Le livre V - L’amélioration du dispositif des holdings libérales et l’élargissement de leur périmètre d’intervention afin de favoriser le développement économique des entreprises libérales (Art. 110 à 128) ;
Les Sociétés de Participations Financières des Professions Libérales - SPFPL constituent un outil de gestion capitalistique apprécié des professionnels pour favoriser le développement économique et la structuration des groupes.
Leur périmètre a été élargi à la détention, la gestion et l’administration de tous biens et droits immobiliers et à la fourniture de prestations de services, sous réserve toutefois, comme c’était déjà le cas, que ces missions soient destinées exclusivement au fonctionnement des sociétés ou groupements dans lesquels elles détiennent une participation.
Les personnes morales peuvent désormais être admises comme associées au sein des SPFPL, y compris les personnes européennes ; les SPFPL peuvent être mono professionnelles ou pluri professionnelles notamment pour les professions juridiques, d’expert-comptable ou techniques.
Une nouvelle disposition relative à la survivance des holdings est notamment introduite afin d’éviter aux professionnels des dissolutions non voulues en cas de transmission d’une SEL unique détenue par une SPFPL.
L’amélioration de la transparence du fonctionnement des structures d’exercice vis-à-vis des Ordres tendant à accroitre l’efficacité de leur surveillance et à maintenir d’indépendance de l’exercice.
Par un contrôle accru des Ordres et/ou Autorités compétentes auxquels, une fois par an, la société (y compris les SPFPL) adresse un état de la composition de son capital social et des droits de vote afférents, ainsi que la version à jour des statuts.
Doivent également être adressés par les associés de la société, les conventions contenant des clauses portant sur l’organisation et les pouvoirs des organes de direction, d’administration, ou de surveillance ayant fait l’objet d’une modification au cours de l’exercice écoulé.

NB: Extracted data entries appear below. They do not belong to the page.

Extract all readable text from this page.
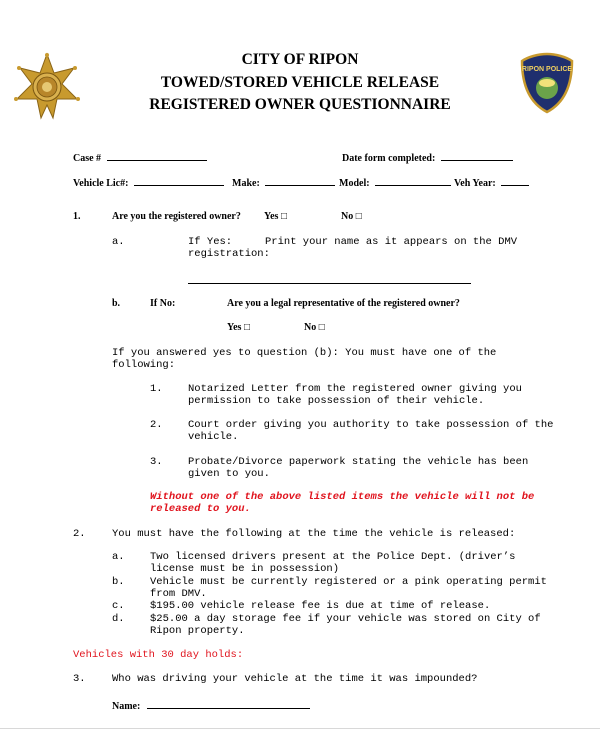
RIPON POLICE
CITY OF RIPON
TOWED/STORED VEHICLE RELEASE
REGISTERED OWNER QUESTIONNAIRE
Case #	Date form completed:
Vehicle Lic#:	Make:	Model:	Veh Year:
1.	Are you the registered owner? Yes □	No □
a.	If Yes:	Print your name as it appears on the DMV
registration:
b.	If No:	Are you a legal representative of the registered owner?
Yes □	No □
If you answered yes to question (b): You must have one of the
following:
1. Notarized Letter from the registered owner giving you
permission to take possession of their vehicle.
2. Court order giving you authority to take possession of the
vehicle.
3. Probate/Divorce paperwork stating the vehicle has been
given to you.
Without one of the above listed items the vehicle will not be
released to you.
2.	You must have the following at the time the vehicle is released:
a. Two licensed drivers present at the Police Dept. (driver’s
license must be in possession)
b. Vehicle must be currently registered or a pink operating permit
from DMV.
c. $195.00 vehicle release fee is due at time of release.
d. $25.00 a day storage fee if your vehicle was stored on City of
Ripon property.
Vehicles with 30 day holds:
3.	Who was driving your vehicle at the time it was impounded?
Name:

Il s’agit ici de restaurer le contrôle ordinal de l’indépendance d’exercice et de tenter de mettre fin à des usages de communications partielles, notamment des pactes et conventions qui pourraient, dans leur esprit ou leurs effets, être contraires aux dispositions légales.
Etant rappelé que le défaut de communication, comme la communication partielle, constituent des motifs de poursuites disciplinaires.
Dans le même souci de protection de l’indépendance du professionnel exerçant, l’ordonnance permet le rachat par la société de ses parts ou actions à l’expiration des délais légaux de détention des titres, en cas de retrait du professionnel exerçant ou en cas de décès (auprès de ses ayants droit) ; cela contribue à clarifier les conditions de détention autour des associés exerçants et limite les cas de détention contraires à l’esprit des textes.
Les délais de mise en conformité pour satisfaire aux exigences de détention du capital et des droits de vote sont portés d’un à deux ans pour permettre une transition négociée plus aisée et la régularisation des situations non conformes aujourd’hui.
Que va-t-il se passer pour les sociétés qui ne sont pas conformes ? L’Ordre des médecins va-t-il exercer un contrôle renforcé et des audits des sociétés actuelles ou à venir ?
Conclusion :
Cette ordonnance ne constitue pas en soi une grande innovation mais a le mérite de regrouper tous les textes, d’en faciliter la lecture et de les mettre en cohérence.